There was an example of this during the national team pause, when a widely shared infographic conveniently stated that Sesko had been deemed – decisively – the poorest acquisition of the summer transfer window by a survey of football representatives. Naturally, the press are by no means alone in this. Club channels, online personalities, anonymous X accounts with a suspiciously high number of pornbot followers: all parties with a vested interest is now essentially operating along the identical rules, an environment explicitly nosed towards controversy.
The Mental Cost
Scroll, scroll, tap, scroll. What is happening to ourselves? Are we aware, on any level, what this infinite stream of aggravation is doing to our minds? Quite apart from the essential weirdness of being a player in the center of this, aware on some surreal chain-reaction level that each aspect about them is now essentially content, product, open-source property to be packaged and traded.
Indeed, in part this is because United are United, the entity that continues to feed the cycle, a major institution that must always be generating the strong emotions. However, partly this is a seasonal affliction, a swing of opinion most clearly and cruelly glimpsed at this season, about a month after the window has closed. All summer long we have been desiring footballers, praising them, drooling over them. Now, only a handful of games later, many of those same players are already being dismissed as failures. Should we start to worry about Jamie Gittens? Did Arsenal actually need Viktor Gyökeres wise? What was the point of another expensive buy?
A Wider Issue
It seems fitting that he meets their rivals on the weekend: a team simultaneously on a long unbeaten run at home in the Premier League and somehow in their own state of feverish crisis, like filing a missing person’s report on a person who went to the shops half an hour ago. Too open. Mohamed Salah past his prime. The striker an expensive flop. Arne Slot bald.

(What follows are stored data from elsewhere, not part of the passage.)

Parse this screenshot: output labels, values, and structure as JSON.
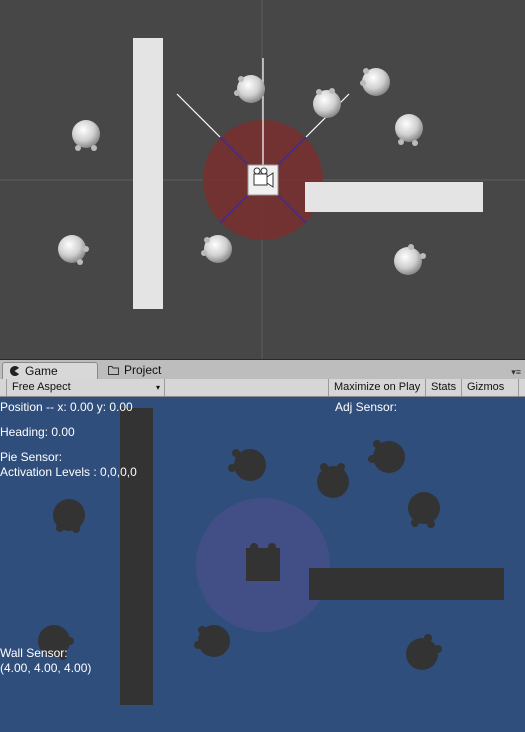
{
  "tabs": {
    "game_label": "Game",
    "project_label": "Project",
    "menu_glyph": "▾≡"
  },
  "toolbar": {
    "aspect": "Free Aspect",
    "maximize": "Maximize on Play",
    "stats": "Stats",
    "gizmos": "Gizmos",
    "arrow": "▾"
  },
  "hud": {
    "position": "Position -- x: 0.00    y: 0.00",
    "adj_sensor": "Adj Sensor:",
    "heading": "Heading: 0.00",
    "pie_sensor": "Pie Sensor:",
    "activation": "Activation Levels : 0,0,0,0",
    "wall_sensor": "Wall Sensor:",
    "wall_values": "(4.00, 4.00, 4.00)"
  },
  "colors": {
    "scene_bg": "#474747",
    "game_bg": "#2f4e7c",
    "sensor_circle_scene": "#7a2f2f",
    "sensor_lines": "#3a2a9a",
    "wall_scene": "#e4e4e4",
    "wall_game": "#333333"
  },
  "icons": {
    "game_tab": "pacman-icon",
    "project_tab": "folder-icon",
    "camera": "camera-gizmo-icon"
  }
}
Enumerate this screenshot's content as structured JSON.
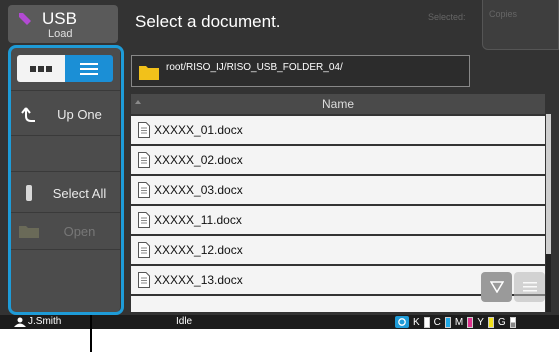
{
  "mode": {
    "title": "USB",
    "subtitle": "Load",
    "icon": "usb-pen-icon"
  },
  "header": {
    "title": "Select a document.",
    "selected_label": "Selected:",
    "copies_label": "Copies"
  },
  "sidebar": {
    "view_toggle": {
      "thumbnail_icon": "thumbnail-view-icon",
      "list_icon": "list-view-icon",
      "active": "list"
    },
    "buttons": [
      {
        "label": "Up One",
        "icon": "up-one-icon",
        "enabled": true
      },
      {
        "label": "Select All",
        "icon": "checkbox-icon",
        "enabled": true
      },
      {
        "label": "Open",
        "icon": "folder-icon",
        "enabled": false
      }
    ]
  },
  "path": {
    "text": "root/RISO_IJ/RISO_USB_FOLDER_04/",
    "icon": "folder-icon"
  },
  "list": {
    "column_header": "Name",
    "files": [
      {
        "name": "XXXXX_01.docx"
      },
      {
        "name": "XXXXX_02.docx"
      },
      {
        "name": "XXXXX_03.docx"
      },
      {
        "name": "XXXXX_11.docx"
      },
      {
        "name": "XXXXX_12.docx"
      },
      {
        "name": "XXXXX_13.docx"
      },
      {
        "name": ""
      }
    ]
  },
  "statusbar": {
    "user": "J.Smith",
    "status": "Idle",
    "ink": [
      {
        "label": "K",
        "color": "#111111",
        "fill": 0
      },
      {
        "label": "C",
        "color": "#1fa8e6",
        "fill": 1
      },
      {
        "label": "M",
        "color": "#e0338f",
        "fill": 1
      },
      {
        "label": "Y",
        "color": "#f3e21c",
        "fill": 1
      },
      {
        "label": "G",
        "color": "#888888",
        "fill": 0.5
      }
    ]
  },
  "colors": {
    "accent": "#1e9bd7",
    "usb": "#b24ad3"
  }
}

Perhaps we have failed to understand the way the narrative of football has started to replace football the actual game, to inflect the way we view it, an entire sport reoriented around talking points and reaction, an activity that occurs in the background while we browse through our phones, unable to detach from the saline drip of takes and more takes. Perhaps Sesko taking the hit right now. However, everyone is losing something here.